The Power of the Seating Plan
The first step to differentiation is knowing your class and individual students’ needs well. Seating plans are excellent in helping you organise how you want to support students and to remind you of their needs at a glance.
Below is a photo of a seating plan that will act as an useful ‘heads-up’ for you and will help enormously any colleagues that might be visiting or observing your lesson. You will see it doesn’t need to be overly detailed or formal; if any more information is required, the seating plan will be the prompt of a further conversation between you and whoever is observing.
Key points that are easy to spot from this seating plan:
- Most students are on or above target (lots of yellow and purple)

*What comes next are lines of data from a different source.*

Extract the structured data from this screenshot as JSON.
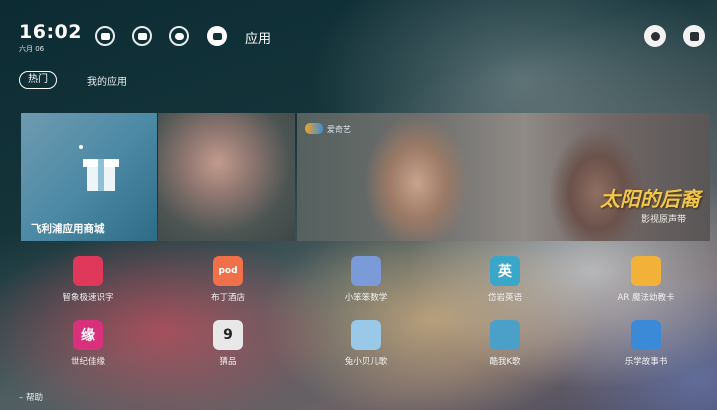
{
  "status": {
    "time": "16:02",
    "date": "六月 06"
  },
  "top_nav": {
    "items": [
      {
        "icon": "video-icon"
      },
      {
        "icon": "tv-icon"
      },
      {
        "icon": "gamepad-icon"
      },
      {
        "icon": "apps-icon",
        "label": "应用",
        "active": true
      }
    ],
    "right_icons": [
      "gear-icon",
      "input-source-icon"
    ]
  },
  "tabs": [
    {
      "label": "热门",
      "selected": true
    },
    {
      "label": "我的应用",
      "selected": false
    }
  ],
  "banners": {
    "store": {
      "label": "飞利浦应用商城"
    },
    "drama": {
      "logo_text": "爱奇艺",
      "title": "太阳的后裔",
      "subtitle": "影视原声带"
    }
  },
  "apps": [
    {
      "label": "智象极速识字",
      "icon": "owl-book-icon",
      "color": "#e0385a"
    },
    {
      "label": "布丁酒店",
      "icon": "pod-hotel-icon",
      "color": "#f0704a",
      "glyph": "pod"
    },
    {
      "label": "小笨笨数学",
      "icon": "cartoon-math-icon",
      "color": "#7a9ad8"
    },
    {
      "label": "岱岩英语",
      "icon": "english-book-icon",
      "color": "#3aa6c8",
      "glyph": "英"
    },
    {
      "label": "AR 魔法幼教卡",
      "icon": "frog-icon",
      "color": "#f2b23a"
    },
    {
      "label": "世纪佳缘",
      "icon": "jiayuan-icon",
      "color": "#d8307a",
      "glyph": "缘"
    },
    {
      "label": "猜品",
      "icon": "guess-icon",
      "color": "#e8e8e8",
      "glyph": "9"
    },
    {
      "label": "兔小贝儿歌",
      "icon": "bunny-icon",
      "color": "#9ac8e8"
    },
    {
      "label": "酷我K歌",
      "icon": "microphone-icon",
      "color": "#4aa0c8"
    },
    {
      "label": "乐学故事书",
      "icon": "storybook-icon",
      "color": "#3a8ad8"
    }
  ],
  "footer": {
    "help_label": "帮助"
  }
}
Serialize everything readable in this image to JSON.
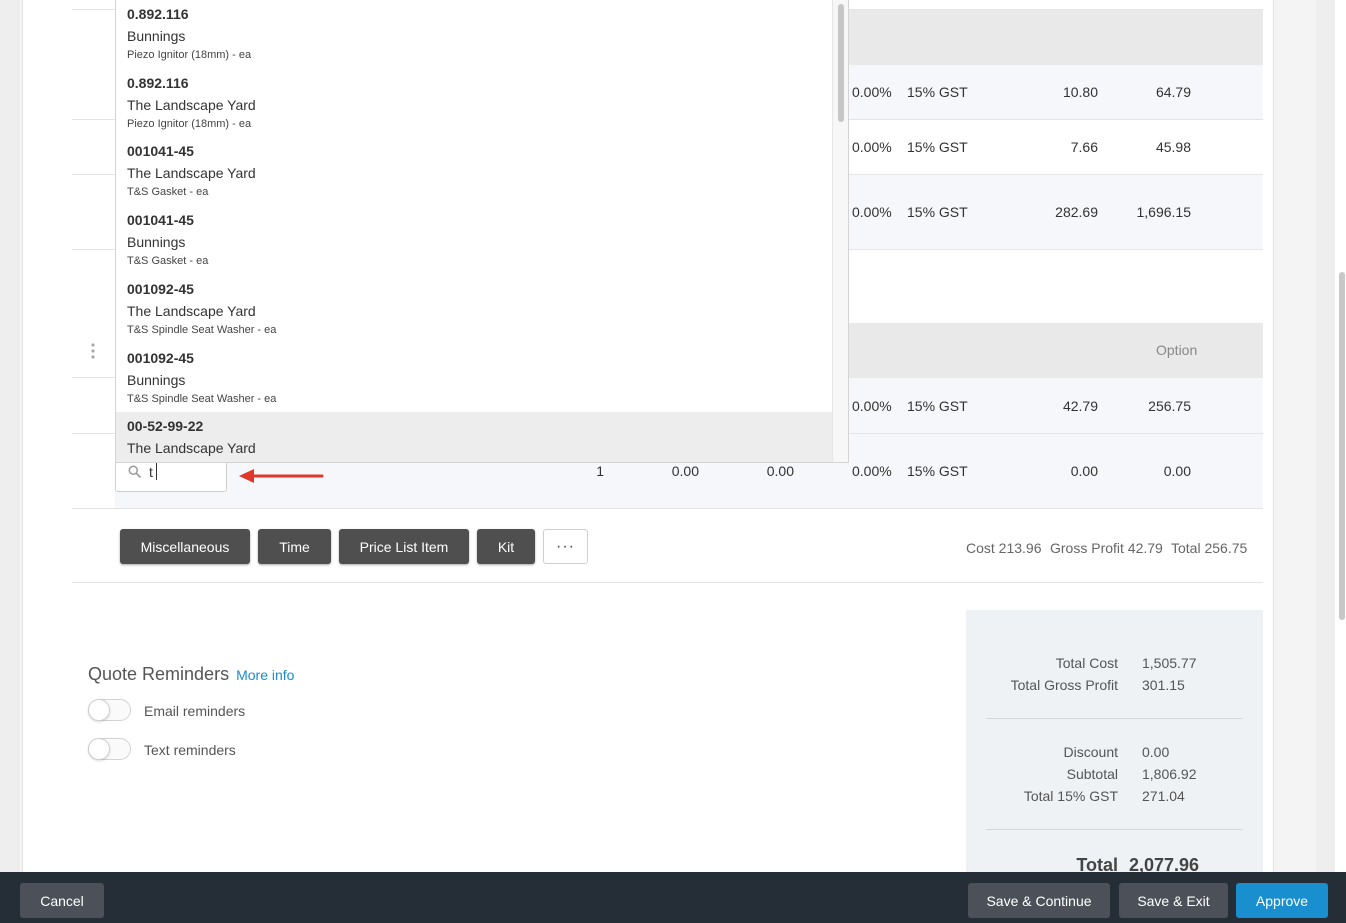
{
  "dropdown": {
    "items": [
      {
        "code": "0.892.116",
        "supplier": "Bunnings",
        "desc": "Piezo Ignitor (18mm) - ea"
      },
      {
        "code": "0.892.116",
        "supplier": "The Landscape Yard",
        "desc": "Piezo Ignitor (18mm) - ea"
      },
      {
        "code": "001041-45",
        "supplier": "The Landscape Yard",
        "desc": "T&S Gasket - ea"
      },
      {
        "code": "001041-45",
        "supplier": "Bunnings",
        "desc": "T&S Gasket - ea"
      },
      {
        "code": "001092-45",
        "supplier": "The Landscape Yard",
        "desc": "T&S Spindle Seat Washer - ea"
      },
      {
        "code": "001092-45",
        "supplier": "Bunnings",
        "desc": "T&S Spindle Seat Washer - ea"
      },
      {
        "code": "00-52-99-22",
        "supplier": "The Landscape Yard",
        "desc": ""
      }
    ]
  },
  "rows": [
    {
      "disc": "0.00%",
      "tax": "15% GST",
      "amount1": "10.80",
      "amount2": "64.79"
    },
    {
      "disc": "0.00%",
      "tax": "15% GST",
      "amount1": "7.66",
      "amount2": "45.98"
    },
    {
      "disc": "0.00%",
      "tax": "15% GST",
      "amount1": "282.69",
      "amount2": "1,696.15"
    }
  ],
  "section2": {
    "header_option": "Option",
    "row": {
      "disc": "0.00%",
      "tax": "15% GST",
      "amount1": "42.79",
      "amount2": "256.75"
    },
    "new_row": {
      "qty": "1",
      "price": "0.00",
      "cost": "0.00",
      "disc": "0.00%",
      "tax": "15% GST",
      "amount1": "0.00",
      "amount2": "0.00"
    }
  },
  "search": {
    "value": "t"
  },
  "add_buttons": {
    "misc": "Miscellaneous",
    "time": "Time",
    "price_list": "Price List Item",
    "kit": "Kit",
    "more": "···"
  },
  "section_totals": {
    "cost": "Cost 213.96",
    "gross_profit": "Gross Profit 42.79",
    "total": "Total 256.75"
  },
  "reminders": {
    "title": "Quote Reminders",
    "more_info": "More info",
    "email": "Email reminders",
    "text": "Text reminders"
  },
  "summary": {
    "total_cost_label": "Total Cost",
    "total_cost": "1,505.77",
    "total_gp_label": "Total Gross Profit",
    "total_gp": "301.15",
    "discount_label": "Discount",
    "discount": "0.00",
    "subtotal_label": "Subtotal",
    "subtotal": "1,806.92",
    "gst_label": "Total 15% GST",
    "gst": "271.04",
    "total_label": "Total",
    "total": "2,077.96"
  },
  "footer": {
    "cancel": "Cancel",
    "save_continue": "Save & Continue",
    "save_exit": "Save & Exit",
    "approve": "Approve"
  },
  "colors": {
    "accent": "#1a8fd0",
    "footer": "#252d36",
    "arrow": "#e0362c"
  }
}
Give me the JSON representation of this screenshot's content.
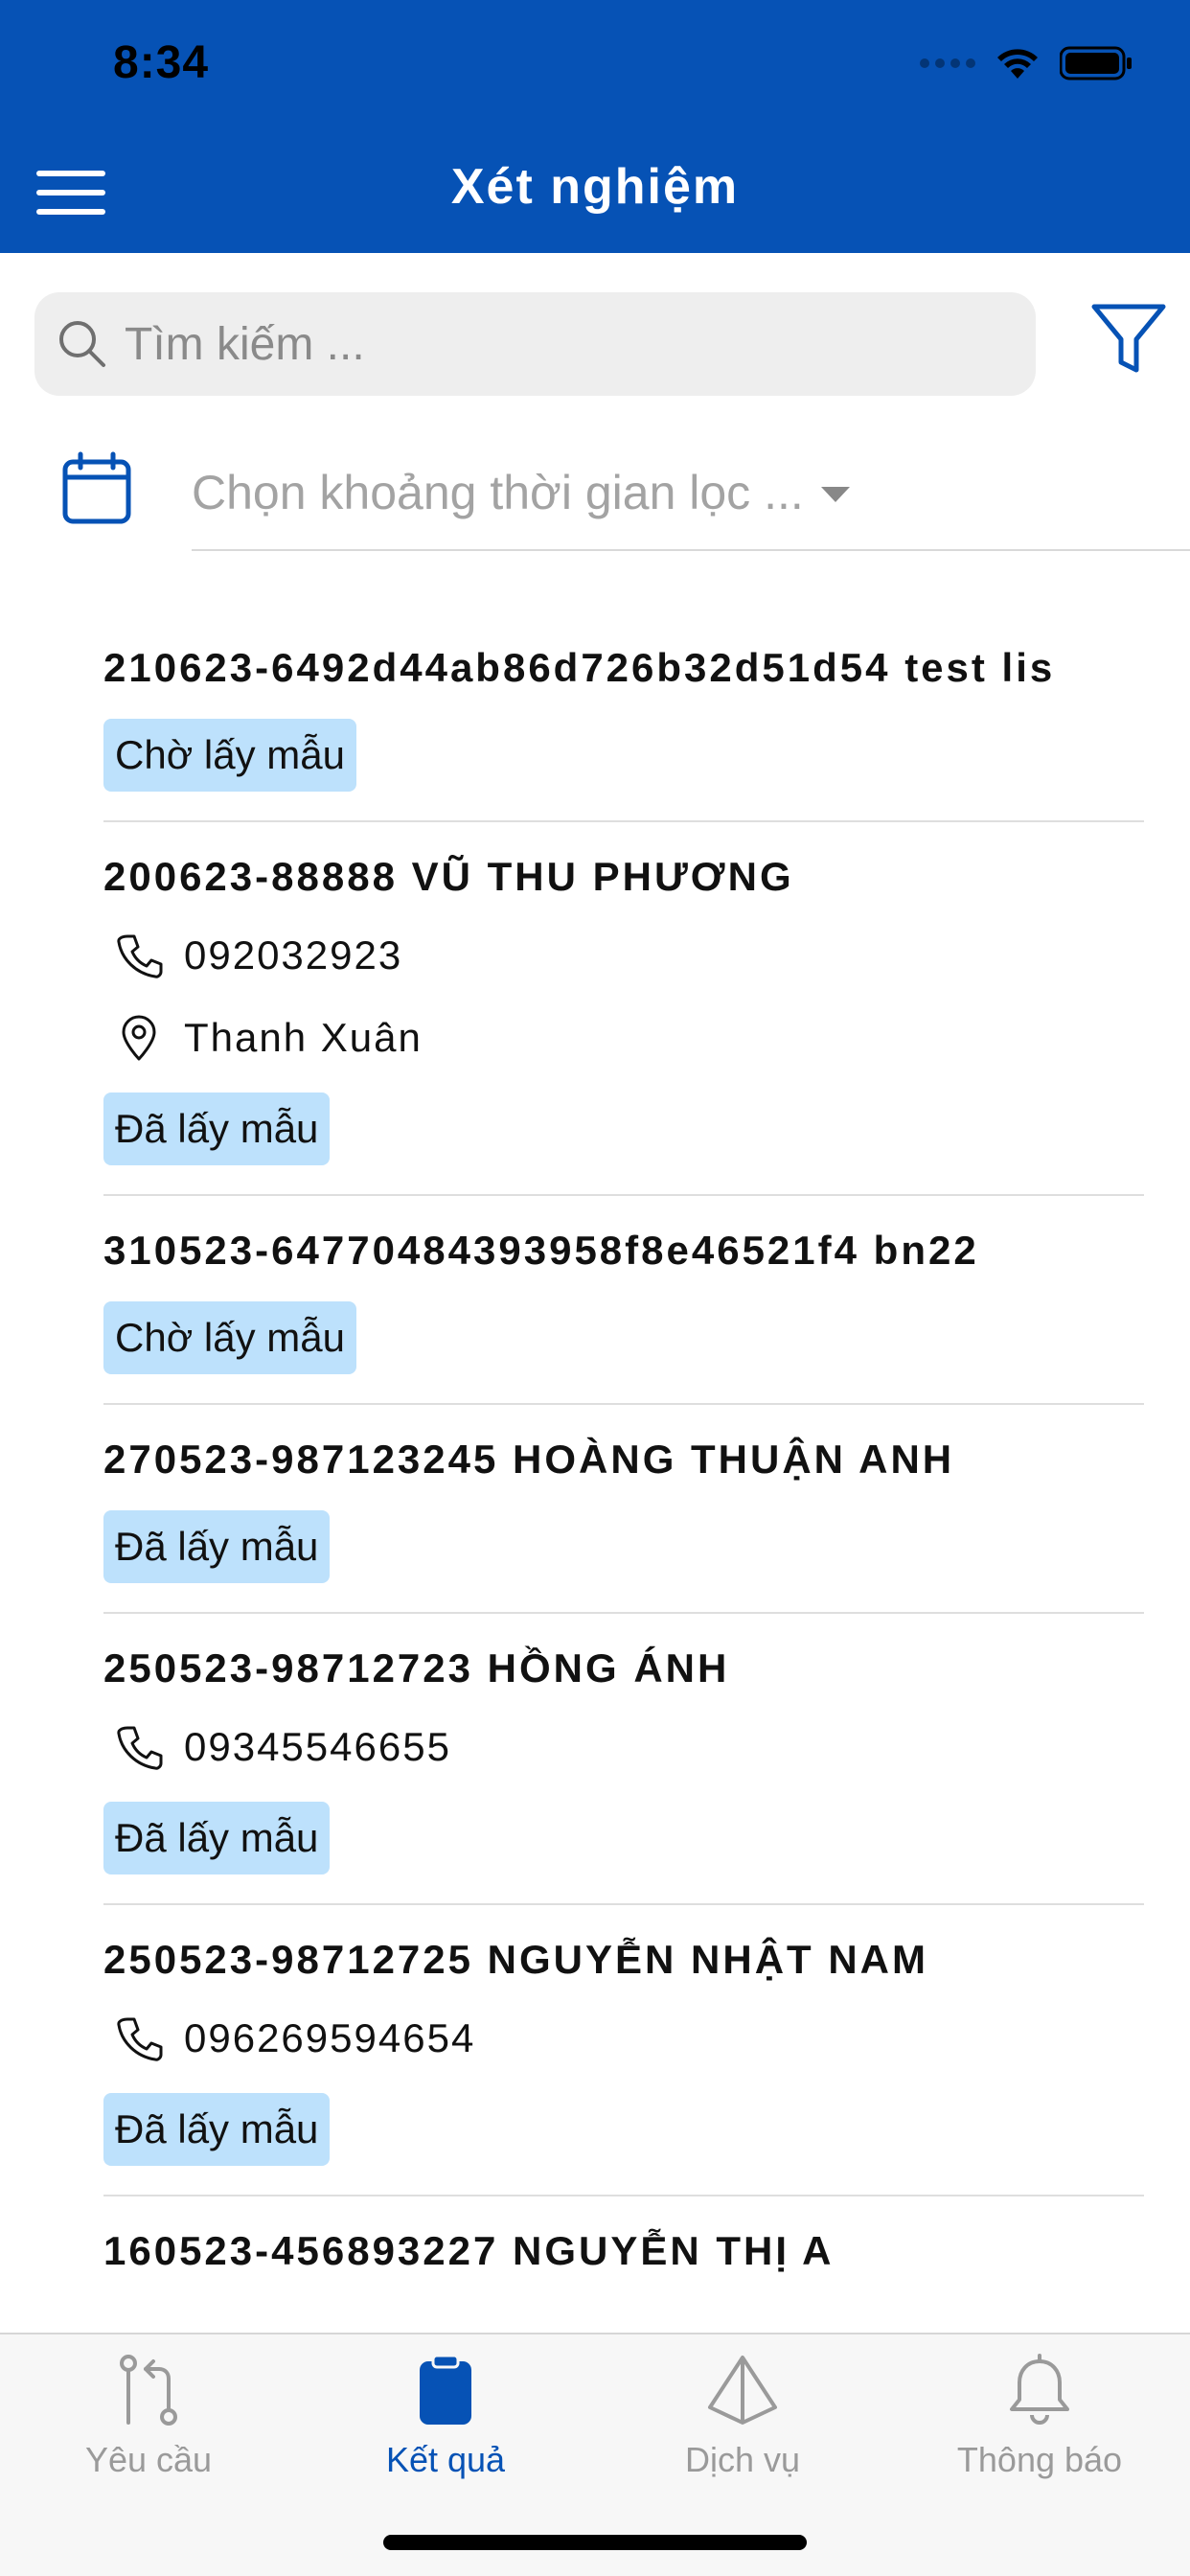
{
  "status_bar": {
    "time": "8:34"
  },
  "header": {
    "title": "Xét nghiệm"
  },
  "search": {
    "placeholder": "Tìm kiếm ..."
  },
  "date_filter": {
    "placeholder": "Chọn khoảng thời gian lọc ..."
  },
  "items": [
    {
      "title": "210623-6492d44ab86d726b32d51d54 test lis",
      "phone": null,
      "address": null,
      "status": "Chờ lấy mẫu"
    },
    {
      "title": "200623-88888 VŨ THU PHƯƠNG",
      "phone": "092032923",
      "address": "Thanh Xuân",
      "status": "Đã lấy mẫu"
    },
    {
      "title": "310523-64770484393958f8e46521f4 bn22",
      "phone": null,
      "address": null,
      "status": "Chờ lấy mẫu"
    },
    {
      "title": "270523-987123245 HOÀNG THUẬN ANH",
      "phone": null,
      "address": null,
      "status": "Đã lấy mẫu"
    },
    {
      "title": "250523-98712723 HỒNG ÁNH",
      "phone": "09345546655",
      "address": null,
      "status": "Đã lấy mẫu"
    },
    {
      "title": "250523-98712725 NGUYỄN NHẬT NAM",
      "phone": "096269594654",
      "address": null,
      "status": "Đã lấy mẫu"
    },
    {
      "title": "160523-456893227 NGUYỄN THỊ A",
      "phone": null,
      "address": null,
      "status": null
    }
  ],
  "tabs": [
    {
      "label": "Yêu cầu",
      "icon": "git-compare-icon",
      "active": false
    },
    {
      "label": "Kết quả",
      "icon": "clipboard-icon",
      "active": true
    },
    {
      "label": "Dịch vụ",
      "icon": "prism-icon",
      "active": false
    },
    {
      "label": "Thông báo",
      "icon": "bell-icon",
      "active": false
    }
  ],
  "colors": {
    "primary": "#0652B5",
    "badge": "#BDE1FC",
    "inactive": "#9A9A9A"
  }
}
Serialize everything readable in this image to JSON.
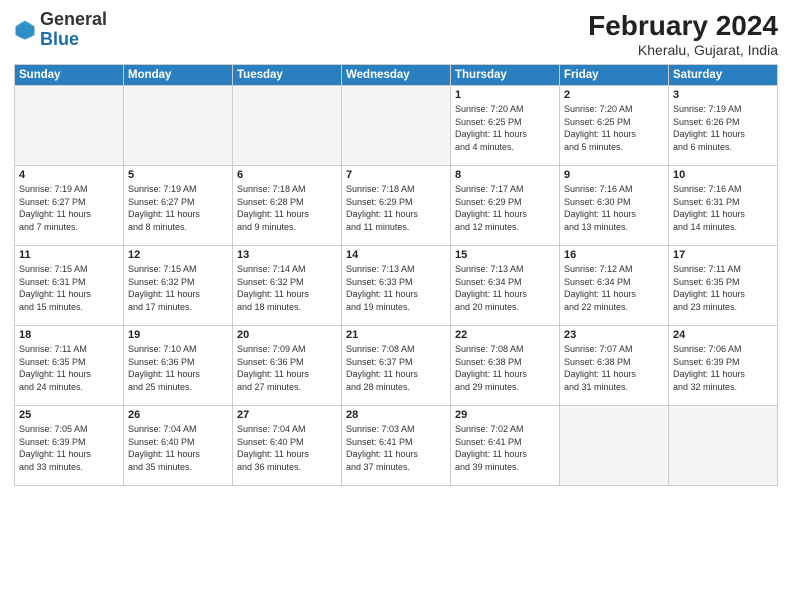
{
  "header": {
    "logo_general": "General",
    "logo_blue": "Blue",
    "month_year": "February 2024",
    "location": "Kheralu, Gujarat, India"
  },
  "days_of_week": [
    "Sunday",
    "Monday",
    "Tuesday",
    "Wednesday",
    "Thursday",
    "Friday",
    "Saturday"
  ],
  "weeks": [
    [
      {
        "day": "",
        "info": ""
      },
      {
        "day": "",
        "info": ""
      },
      {
        "day": "",
        "info": ""
      },
      {
        "day": "",
        "info": ""
      },
      {
        "day": "1",
        "info": "Sunrise: 7:20 AM\nSunset: 6:25 PM\nDaylight: 11 hours\nand 4 minutes."
      },
      {
        "day": "2",
        "info": "Sunrise: 7:20 AM\nSunset: 6:25 PM\nDaylight: 11 hours\nand 5 minutes."
      },
      {
        "day": "3",
        "info": "Sunrise: 7:19 AM\nSunset: 6:26 PM\nDaylight: 11 hours\nand 6 minutes."
      }
    ],
    [
      {
        "day": "4",
        "info": "Sunrise: 7:19 AM\nSunset: 6:27 PM\nDaylight: 11 hours\nand 7 minutes."
      },
      {
        "day": "5",
        "info": "Sunrise: 7:19 AM\nSunset: 6:27 PM\nDaylight: 11 hours\nand 8 minutes."
      },
      {
        "day": "6",
        "info": "Sunrise: 7:18 AM\nSunset: 6:28 PM\nDaylight: 11 hours\nand 9 minutes."
      },
      {
        "day": "7",
        "info": "Sunrise: 7:18 AM\nSunset: 6:29 PM\nDaylight: 11 hours\nand 11 minutes."
      },
      {
        "day": "8",
        "info": "Sunrise: 7:17 AM\nSunset: 6:29 PM\nDaylight: 11 hours\nand 12 minutes."
      },
      {
        "day": "9",
        "info": "Sunrise: 7:16 AM\nSunset: 6:30 PM\nDaylight: 11 hours\nand 13 minutes."
      },
      {
        "day": "10",
        "info": "Sunrise: 7:16 AM\nSunset: 6:31 PM\nDaylight: 11 hours\nand 14 minutes."
      }
    ],
    [
      {
        "day": "11",
        "info": "Sunrise: 7:15 AM\nSunset: 6:31 PM\nDaylight: 11 hours\nand 15 minutes."
      },
      {
        "day": "12",
        "info": "Sunrise: 7:15 AM\nSunset: 6:32 PM\nDaylight: 11 hours\nand 17 minutes."
      },
      {
        "day": "13",
        "info": "Sunrise: 7:14 AM\nSunset: 6:32 PM\nDaylight: 11 hours\nand 18 minutes."
      },
      {
        "day": "14",
        "info": "Sunrise: 7:13 AM\nSunset: 6:33 PM\nDaylight: 11 hours\nand 19 minutes."
      },
      {
        "day": "15",
        "info": "Sunrise: 7:13 AM\nSunset: 6:34 PM\nDaylight: 11 hours\nand 20 minutes."
      },
      {
        "day": "16",
        "info": "Sunrise: 7:12 AM\nSunset: 6:34 PM\nDaylight: 11 hours\nand 22 minutes."
      },
      {
        "day": "17",
        "info": "Sunrise: 7:11 AM\nSunset: 6:35 PM\nDaylight: 11 hours\nand 23 minutes."
      }
    ],
    [
      {
        "day": "18",
        "info": "Sunrise: 7:11 AM\nSunset: 6:35 PM\nDaylight: 11 hours\nand 24 minutes."
      },
      {
        "day": "19",
        "info": "Sunrise: 7:10 AM\nSunset: 6:36 PM\nDaylight: 11 hours\nand 25 minutes."
      },
      {
        "day": "20",
        "info": "Sunrise: 7:09 AM\nSunset: 6:36 PM\nDaylight: 11 hours\nand 27 minutes."
      },
      {
        "day": "21",
        "info": "Sunrise: 7:08 AM\nSunset: 6:37 PM\nDaylight: 11 hours\nand 28 minutes."
      },
      {
        "day": "22",
        "info": "Sunrise: 7:08 AM\nSunset: 6:38 PM\nDaylight: 11 hours\nand 29 minutes."
      },
      {
        "day": "23",
        "info": "Sunrise: 7:07 AM\nSunset: 6:38 PM\nDaylight: 11 hours\nand 31 minutes."
      },
      {
        "day": "24",
        "info": "Sunrise: 7:06 AM\nSunset: 6:39 PM\nDaylight: 11 hours\nand 32 minutes."
      }
    ],
    [
      {
        "day": "25",
        "info": "Sunrise: 7:05 AM\nSunset: 6:39 PM\nDaylight: 11 hours\nand 33 minutes."
      },
      {
        "day": "26",
        "info": "Sunrise: 7:04 AM\nSunset: 6:40 PM\nDaylight: 11 hours\nand 35 minutes."
      },
      {
        "day": "27",
        "info": "Sunrise: 7:04 AM\nSunset: 6:40 PM\nDaylight: 11 hours\nand 36 minutes."
      },
      {
        "day": "28",
        "info": "Sunrise: 7:03 AM\nSunset: 6:41 PM\nDaylight: 11 hours\nand 37 minutes."
      },
      {
        "day": "29",
        "info": "Sunrise: 7:02 AM\nSunset: 6:41 PM\nDaylight: 11 hours\nand 39 minutes."
      },
      {
        "day": "",
        "info": ""
      },
      {
        "day": "",
        "info": ""
      }
    ]
  ]
}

- Most students with particular needs are mostly seated at the end of a row so it is easier for the teacher to support them as they circulate the room, especially if they are under-target.
- The teacher might want to consider moving Bodie and Bailey forwards as they are under-attaining, but only perhaps if bevaviour is a barrier to learning.
- Looking at the blue students – those under target – you should ask yourself: what are the reasons they are under-attaining at the moment? What interventions are in place to support these students if needed? And why is Frost seated there?! Might it be a good idea to move her forward soon or do you have a reason for her place there?
If you are a subject leader, it might be a good idea to have blank room templates set up for each of the teaching rooms in your department.
If you teach a practical subject that requires a lot of free movement (Dance, Drama, PE, etc.), it’s still possible to have a plan like this with a bit of organisation. It’s called…
The Standing Plan
(With thanks to Abbie and Laura in Dance for this brilliant idea)
Divide your teaching space up as if it’s a grid. Each student is assign a grid space and this is their ‘Home Space’. Each lesson starts in the Home Space and students also return there to sit when they are listening to instructions or working on written work etc. Again, this means, the students that may need more help are placed nearest to the whiteboard and/or the teacher at the front or side for easy access.